Présentation
Le 17 septembre 2026, Check Point a publié un correctif urgent (LivePatch sk1000155) pour la vulnérabilité CVE‑2026‑91843, notée 9.8/10 sur l’échelle CVSS. Il s’agit d’un débordement de pile (stack overflow) qui se produit lors du traitement d’une requête de connexion contenant un nom d’utilisateur anormalement long. La faille se situe dans le processus d’authentification du Security Management Server (SMS) et du Log Server, avant même que l’utilisateur ne soit identifié, ce qui permet à un attaquant non authentifié d’exécuter du code avec les privilèges root sur le serveur compromis.

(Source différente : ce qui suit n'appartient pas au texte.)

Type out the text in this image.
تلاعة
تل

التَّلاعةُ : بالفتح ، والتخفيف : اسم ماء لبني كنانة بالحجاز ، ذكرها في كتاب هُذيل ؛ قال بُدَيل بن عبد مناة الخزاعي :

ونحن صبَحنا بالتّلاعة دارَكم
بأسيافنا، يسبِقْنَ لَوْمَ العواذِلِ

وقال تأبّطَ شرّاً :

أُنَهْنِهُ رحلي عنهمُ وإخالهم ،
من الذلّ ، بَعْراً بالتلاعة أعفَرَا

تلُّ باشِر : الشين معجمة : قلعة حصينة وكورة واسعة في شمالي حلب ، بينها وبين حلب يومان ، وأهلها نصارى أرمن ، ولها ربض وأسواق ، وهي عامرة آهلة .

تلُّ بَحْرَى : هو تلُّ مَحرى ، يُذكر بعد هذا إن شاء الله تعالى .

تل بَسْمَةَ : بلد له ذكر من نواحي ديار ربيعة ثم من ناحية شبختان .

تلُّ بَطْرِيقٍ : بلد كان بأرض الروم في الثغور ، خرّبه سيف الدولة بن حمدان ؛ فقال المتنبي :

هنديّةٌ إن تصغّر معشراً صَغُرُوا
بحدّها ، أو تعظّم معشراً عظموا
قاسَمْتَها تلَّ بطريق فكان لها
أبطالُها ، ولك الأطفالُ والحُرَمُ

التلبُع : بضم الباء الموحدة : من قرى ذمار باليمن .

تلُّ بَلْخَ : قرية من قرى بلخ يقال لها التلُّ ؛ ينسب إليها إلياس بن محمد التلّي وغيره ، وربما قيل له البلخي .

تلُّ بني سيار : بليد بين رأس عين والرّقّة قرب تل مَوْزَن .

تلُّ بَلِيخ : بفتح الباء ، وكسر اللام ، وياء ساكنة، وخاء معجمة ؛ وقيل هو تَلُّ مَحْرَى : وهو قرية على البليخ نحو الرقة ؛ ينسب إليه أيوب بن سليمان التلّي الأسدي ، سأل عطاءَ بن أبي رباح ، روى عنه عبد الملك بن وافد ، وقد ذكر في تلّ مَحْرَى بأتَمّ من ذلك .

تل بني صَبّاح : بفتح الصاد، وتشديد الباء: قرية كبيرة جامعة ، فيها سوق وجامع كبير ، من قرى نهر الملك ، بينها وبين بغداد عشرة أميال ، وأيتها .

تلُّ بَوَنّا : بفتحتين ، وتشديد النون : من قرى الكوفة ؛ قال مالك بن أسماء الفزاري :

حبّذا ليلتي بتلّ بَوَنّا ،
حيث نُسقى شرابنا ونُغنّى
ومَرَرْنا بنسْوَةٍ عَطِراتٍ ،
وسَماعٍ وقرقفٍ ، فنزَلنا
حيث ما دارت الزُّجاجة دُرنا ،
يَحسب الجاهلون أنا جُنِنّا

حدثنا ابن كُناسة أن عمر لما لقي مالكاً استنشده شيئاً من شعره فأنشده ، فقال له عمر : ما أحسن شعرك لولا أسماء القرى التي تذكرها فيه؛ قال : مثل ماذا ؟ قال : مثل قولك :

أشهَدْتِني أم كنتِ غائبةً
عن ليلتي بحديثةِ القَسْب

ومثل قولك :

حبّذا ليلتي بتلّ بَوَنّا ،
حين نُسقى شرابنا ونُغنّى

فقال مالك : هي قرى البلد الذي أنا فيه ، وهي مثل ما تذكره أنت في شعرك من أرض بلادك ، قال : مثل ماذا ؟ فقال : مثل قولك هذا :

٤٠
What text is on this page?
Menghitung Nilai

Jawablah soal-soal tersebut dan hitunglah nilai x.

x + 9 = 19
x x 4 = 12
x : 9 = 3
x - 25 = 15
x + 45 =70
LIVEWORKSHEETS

Fonctionnement de la faille
Le composant vulnérable gère la chaîne de caractères du champ username sans vérifier sa longueur. Censys a observé que l’envoi d’une chaîne dépassant la capacité du tampon déclenche un dépassement qui écrase la mémoire de la pile, redirigeant le flux d’exécution vers du code injecté. Le vecteur d’attaque ne nécessite aucune authentification préalable, car le serveur traite la requête avant d’appliquer les contrôles d’accès. La configuration « Trusted Clients » – qui détermine les hôtes autorisés à se connecter via SmartConsole – constitue le seul chemin d’accès exploitable : si ce paramètre est laissé ouvert à toute adresse IP, l’exploit devient trivialisable.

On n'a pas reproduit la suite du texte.